Perjanjian Swastanisasi Air di Jakarta Tidak Adil
Editor: Mahadeva
JAKARTA –Tim Evaluasi Tata Kelola Air Jakarta menemukan adanya ketidakadilan dalam Perjanjian Kerja Sama (PKS) pengelolaan air di Ibu Kota Jakarta yang dibuat 1997 lalu.
Anggota Tim Evaluasi Tata Kelola Air Jakarta, Nila Ardhianie, mengatakan, beberapa ketidakadilan tersebut seperti hak ekslusivitas, yang menyebabkan Pemprov DKI Jakarta kehilangan kontrol kewenangan atas pengelolaan air bersih.
Kemudian, pengelolaan keseluruhan tata kelola air yang dilaksanakan sepenuhnya oleh mitra swasta, mulai dari produksi sampai pelayanan pelanggan. “Serta adanya jaminan keuntungan yang dipastikan jumlahnya terlepas dari ketercapaian target kinerja swasta, yang pada 2023 akan mencapai Rp6,7 triliun,” ujar Nila, Senin (11/2/2019).
PAM Jaya bersama dengan Aetra, sudah melakukan revisi perjanjian, dengan membuat master agreement untuk menurunkan tingkat IRR dari 22 persen menjadi 15,8 persen. Dan, apabila tidak terbayarkan di akhir perjanjian, maka tidak akan menuntut pemenuhan pembayaran. Namun penyesuaian ini tidak terjadi dengan Palyja.
Berdasarkan kajian komprehensif, meliputi aspek hukum, aspek ekonomi, serta optimalisasi dan keberlanjutan air bersih, Tim Tata Kelola Air menggambarkan tiga pilihan kebijakan dan konsekuensinya. Opsi pertama, status quo atau membiarkan kontrak selesai sampai dengan waktu berakhirnya kontrak kerjasama. Pemutusan kontrak sepihak, serta pengambilalihan pengelolaan melalui tindakan perdata.
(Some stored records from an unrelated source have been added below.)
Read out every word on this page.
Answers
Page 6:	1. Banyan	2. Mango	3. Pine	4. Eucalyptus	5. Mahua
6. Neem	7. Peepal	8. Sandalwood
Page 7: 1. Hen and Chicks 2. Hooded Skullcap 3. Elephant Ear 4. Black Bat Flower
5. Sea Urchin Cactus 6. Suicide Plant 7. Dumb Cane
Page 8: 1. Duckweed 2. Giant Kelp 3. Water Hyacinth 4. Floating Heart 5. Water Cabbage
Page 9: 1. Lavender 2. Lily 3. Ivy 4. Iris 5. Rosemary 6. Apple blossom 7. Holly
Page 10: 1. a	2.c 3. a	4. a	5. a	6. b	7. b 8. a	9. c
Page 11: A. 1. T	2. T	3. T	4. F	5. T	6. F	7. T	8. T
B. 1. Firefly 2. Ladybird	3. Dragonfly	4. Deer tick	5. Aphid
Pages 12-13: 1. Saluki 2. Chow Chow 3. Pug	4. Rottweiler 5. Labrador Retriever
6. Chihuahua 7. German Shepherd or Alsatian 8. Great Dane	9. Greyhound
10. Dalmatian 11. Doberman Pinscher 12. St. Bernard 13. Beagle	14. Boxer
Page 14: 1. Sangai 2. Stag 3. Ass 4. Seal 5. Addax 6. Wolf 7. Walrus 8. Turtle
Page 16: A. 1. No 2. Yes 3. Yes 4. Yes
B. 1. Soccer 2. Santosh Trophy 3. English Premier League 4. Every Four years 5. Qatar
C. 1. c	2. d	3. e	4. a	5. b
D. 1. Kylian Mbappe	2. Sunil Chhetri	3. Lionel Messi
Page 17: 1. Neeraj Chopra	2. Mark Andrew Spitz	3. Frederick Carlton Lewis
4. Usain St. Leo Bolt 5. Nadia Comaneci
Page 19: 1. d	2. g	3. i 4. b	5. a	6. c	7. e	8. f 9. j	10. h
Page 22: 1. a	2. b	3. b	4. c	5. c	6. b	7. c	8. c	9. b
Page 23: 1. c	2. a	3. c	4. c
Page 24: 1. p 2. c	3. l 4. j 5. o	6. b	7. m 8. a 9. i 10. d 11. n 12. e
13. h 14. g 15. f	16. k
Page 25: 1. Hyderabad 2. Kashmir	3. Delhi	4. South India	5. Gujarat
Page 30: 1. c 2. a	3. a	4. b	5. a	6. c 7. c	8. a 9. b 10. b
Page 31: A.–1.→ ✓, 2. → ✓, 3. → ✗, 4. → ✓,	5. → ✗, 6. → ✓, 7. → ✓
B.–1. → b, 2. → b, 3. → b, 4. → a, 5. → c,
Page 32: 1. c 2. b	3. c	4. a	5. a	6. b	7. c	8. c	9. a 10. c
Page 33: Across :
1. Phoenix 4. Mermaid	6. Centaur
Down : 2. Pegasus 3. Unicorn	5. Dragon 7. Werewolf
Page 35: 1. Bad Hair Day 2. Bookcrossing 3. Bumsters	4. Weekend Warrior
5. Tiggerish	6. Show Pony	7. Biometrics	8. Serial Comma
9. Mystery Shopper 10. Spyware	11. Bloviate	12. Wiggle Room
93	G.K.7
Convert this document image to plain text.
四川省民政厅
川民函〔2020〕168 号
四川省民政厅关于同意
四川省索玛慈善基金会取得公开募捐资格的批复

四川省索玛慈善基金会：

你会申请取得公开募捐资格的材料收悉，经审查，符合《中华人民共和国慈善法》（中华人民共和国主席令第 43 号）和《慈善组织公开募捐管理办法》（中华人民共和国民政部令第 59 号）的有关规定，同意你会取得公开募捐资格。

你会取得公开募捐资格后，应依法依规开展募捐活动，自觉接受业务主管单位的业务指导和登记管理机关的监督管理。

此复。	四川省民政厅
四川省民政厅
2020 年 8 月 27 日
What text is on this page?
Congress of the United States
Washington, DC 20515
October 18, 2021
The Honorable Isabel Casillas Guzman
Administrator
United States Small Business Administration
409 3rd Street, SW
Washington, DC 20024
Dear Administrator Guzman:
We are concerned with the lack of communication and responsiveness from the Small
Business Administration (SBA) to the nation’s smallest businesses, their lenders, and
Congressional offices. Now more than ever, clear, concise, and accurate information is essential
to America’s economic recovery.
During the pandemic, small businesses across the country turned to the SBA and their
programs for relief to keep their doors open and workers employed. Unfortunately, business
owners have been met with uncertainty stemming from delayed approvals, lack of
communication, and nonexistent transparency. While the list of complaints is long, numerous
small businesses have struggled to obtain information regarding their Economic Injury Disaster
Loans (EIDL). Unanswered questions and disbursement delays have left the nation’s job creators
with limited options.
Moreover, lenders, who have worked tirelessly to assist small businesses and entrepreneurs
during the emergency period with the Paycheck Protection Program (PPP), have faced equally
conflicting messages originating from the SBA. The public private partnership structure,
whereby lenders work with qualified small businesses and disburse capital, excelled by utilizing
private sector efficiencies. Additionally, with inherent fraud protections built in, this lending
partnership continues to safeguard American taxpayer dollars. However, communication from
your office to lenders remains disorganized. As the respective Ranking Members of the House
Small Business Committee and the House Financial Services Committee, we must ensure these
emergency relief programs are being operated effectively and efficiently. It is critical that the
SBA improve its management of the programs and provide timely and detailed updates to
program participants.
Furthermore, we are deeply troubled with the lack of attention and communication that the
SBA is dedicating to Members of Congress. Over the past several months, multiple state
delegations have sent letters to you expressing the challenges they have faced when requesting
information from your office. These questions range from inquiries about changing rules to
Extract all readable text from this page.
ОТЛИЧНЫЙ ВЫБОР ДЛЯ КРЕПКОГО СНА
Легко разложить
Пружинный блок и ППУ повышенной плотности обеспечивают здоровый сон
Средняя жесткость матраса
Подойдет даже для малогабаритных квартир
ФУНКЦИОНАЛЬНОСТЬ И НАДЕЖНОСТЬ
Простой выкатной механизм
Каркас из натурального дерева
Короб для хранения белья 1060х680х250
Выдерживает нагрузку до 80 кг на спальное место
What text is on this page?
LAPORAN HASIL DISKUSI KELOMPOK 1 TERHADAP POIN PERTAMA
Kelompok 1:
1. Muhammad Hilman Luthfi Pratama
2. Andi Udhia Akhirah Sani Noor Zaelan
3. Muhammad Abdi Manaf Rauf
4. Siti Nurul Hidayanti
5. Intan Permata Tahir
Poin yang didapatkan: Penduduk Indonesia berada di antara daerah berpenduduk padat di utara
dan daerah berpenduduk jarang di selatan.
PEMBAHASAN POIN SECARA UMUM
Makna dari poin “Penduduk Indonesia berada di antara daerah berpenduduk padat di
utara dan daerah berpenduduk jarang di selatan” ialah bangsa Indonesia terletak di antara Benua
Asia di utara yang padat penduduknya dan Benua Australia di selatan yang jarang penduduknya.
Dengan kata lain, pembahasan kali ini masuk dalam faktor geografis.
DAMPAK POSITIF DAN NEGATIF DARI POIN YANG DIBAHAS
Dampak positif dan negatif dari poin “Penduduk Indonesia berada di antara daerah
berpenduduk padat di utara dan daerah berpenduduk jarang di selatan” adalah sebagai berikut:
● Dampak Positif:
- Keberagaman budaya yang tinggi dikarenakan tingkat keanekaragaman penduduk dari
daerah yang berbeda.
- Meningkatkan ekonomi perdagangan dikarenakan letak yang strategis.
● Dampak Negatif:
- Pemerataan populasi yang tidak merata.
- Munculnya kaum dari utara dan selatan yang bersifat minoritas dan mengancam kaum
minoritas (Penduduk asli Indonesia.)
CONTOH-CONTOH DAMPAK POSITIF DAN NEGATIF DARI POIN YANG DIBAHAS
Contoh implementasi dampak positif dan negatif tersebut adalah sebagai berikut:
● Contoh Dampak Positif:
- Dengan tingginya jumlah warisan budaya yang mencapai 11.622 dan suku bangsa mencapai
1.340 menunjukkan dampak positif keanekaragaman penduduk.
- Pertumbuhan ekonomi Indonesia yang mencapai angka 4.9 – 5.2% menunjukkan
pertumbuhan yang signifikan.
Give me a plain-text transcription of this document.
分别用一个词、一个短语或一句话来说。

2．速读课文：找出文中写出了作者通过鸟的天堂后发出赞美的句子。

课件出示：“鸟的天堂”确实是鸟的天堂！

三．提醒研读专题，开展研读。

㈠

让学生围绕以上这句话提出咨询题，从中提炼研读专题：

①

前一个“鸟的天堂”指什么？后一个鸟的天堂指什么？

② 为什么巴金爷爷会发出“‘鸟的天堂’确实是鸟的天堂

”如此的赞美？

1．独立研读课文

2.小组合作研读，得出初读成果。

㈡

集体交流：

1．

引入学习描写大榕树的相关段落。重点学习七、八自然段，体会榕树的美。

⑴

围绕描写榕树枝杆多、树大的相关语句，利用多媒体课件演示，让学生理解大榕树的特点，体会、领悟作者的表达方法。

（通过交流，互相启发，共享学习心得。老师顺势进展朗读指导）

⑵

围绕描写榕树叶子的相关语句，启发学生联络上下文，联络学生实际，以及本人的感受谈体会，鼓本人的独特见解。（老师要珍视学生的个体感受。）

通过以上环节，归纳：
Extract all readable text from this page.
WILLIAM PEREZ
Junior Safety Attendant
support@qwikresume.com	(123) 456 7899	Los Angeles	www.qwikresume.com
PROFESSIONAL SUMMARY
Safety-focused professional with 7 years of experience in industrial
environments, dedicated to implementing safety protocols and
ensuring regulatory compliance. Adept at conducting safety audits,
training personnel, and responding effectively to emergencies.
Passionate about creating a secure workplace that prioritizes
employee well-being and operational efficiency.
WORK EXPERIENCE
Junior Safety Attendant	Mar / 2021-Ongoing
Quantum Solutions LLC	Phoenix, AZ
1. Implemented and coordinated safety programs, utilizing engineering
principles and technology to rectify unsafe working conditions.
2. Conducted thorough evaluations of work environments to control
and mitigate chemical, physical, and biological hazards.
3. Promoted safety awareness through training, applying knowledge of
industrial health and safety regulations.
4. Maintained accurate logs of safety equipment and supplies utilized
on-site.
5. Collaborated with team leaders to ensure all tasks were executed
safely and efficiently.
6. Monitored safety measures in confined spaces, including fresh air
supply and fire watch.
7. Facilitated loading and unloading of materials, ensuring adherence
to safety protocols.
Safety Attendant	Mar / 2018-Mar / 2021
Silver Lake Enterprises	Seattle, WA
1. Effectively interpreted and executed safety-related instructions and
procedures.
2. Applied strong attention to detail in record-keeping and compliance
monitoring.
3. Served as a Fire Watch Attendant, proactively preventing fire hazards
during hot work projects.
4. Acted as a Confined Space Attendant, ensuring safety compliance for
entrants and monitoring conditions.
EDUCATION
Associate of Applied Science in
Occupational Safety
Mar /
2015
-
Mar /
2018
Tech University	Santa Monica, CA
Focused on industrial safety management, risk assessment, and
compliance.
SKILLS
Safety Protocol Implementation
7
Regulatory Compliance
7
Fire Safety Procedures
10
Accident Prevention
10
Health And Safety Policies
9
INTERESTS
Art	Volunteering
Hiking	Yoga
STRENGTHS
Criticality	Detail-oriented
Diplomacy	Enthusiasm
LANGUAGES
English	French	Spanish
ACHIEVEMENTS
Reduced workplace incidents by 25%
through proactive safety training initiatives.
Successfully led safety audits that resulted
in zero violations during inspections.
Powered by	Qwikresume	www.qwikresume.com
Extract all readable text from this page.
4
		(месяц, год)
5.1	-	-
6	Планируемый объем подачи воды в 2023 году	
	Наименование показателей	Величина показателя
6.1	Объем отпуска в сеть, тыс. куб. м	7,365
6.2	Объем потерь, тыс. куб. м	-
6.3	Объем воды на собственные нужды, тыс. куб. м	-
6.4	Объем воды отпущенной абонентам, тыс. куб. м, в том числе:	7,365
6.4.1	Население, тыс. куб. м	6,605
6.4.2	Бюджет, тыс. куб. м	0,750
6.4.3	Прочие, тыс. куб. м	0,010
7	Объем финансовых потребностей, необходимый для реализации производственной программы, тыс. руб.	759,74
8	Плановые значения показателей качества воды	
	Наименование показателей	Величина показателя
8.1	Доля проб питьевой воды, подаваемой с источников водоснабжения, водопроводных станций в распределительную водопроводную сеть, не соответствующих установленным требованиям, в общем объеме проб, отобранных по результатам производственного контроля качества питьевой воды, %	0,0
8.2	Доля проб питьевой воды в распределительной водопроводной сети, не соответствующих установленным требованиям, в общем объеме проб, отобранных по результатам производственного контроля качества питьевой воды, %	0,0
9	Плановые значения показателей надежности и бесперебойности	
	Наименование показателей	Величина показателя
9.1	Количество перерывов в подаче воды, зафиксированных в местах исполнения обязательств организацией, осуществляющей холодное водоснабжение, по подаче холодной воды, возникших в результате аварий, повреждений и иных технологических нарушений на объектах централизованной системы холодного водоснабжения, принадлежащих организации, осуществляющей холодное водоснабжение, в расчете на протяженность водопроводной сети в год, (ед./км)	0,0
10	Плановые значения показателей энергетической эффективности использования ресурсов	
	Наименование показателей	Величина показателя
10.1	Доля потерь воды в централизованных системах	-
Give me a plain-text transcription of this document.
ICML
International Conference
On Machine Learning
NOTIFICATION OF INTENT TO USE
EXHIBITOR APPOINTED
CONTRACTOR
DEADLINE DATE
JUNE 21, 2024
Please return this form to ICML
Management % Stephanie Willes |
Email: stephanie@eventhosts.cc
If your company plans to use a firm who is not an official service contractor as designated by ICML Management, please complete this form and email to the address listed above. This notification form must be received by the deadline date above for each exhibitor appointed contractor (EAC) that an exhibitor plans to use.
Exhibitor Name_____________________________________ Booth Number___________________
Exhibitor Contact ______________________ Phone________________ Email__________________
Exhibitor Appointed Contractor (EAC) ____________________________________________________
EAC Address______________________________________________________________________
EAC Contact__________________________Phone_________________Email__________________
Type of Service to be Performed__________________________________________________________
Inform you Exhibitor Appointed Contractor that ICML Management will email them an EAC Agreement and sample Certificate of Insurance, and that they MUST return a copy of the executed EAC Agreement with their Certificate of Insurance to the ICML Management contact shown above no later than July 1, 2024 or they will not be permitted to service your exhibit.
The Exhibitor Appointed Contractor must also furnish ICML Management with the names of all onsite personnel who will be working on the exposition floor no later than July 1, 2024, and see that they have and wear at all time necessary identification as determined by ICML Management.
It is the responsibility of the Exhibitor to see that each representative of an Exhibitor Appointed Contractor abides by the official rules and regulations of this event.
“Opsi status quo tidak kami sarankan. Karena memiliki banyak kelemahan bagi kepentingan Pemprov DKI dan masyarakat Jakarta pada umumnya. Pemprov DKI tidak akan mampu mencapai target penambahan layanan air perpipaan, karena adanya hak eksklusivitas mitra swasta dalam investasi dan pengelolaan,” ungkapnya.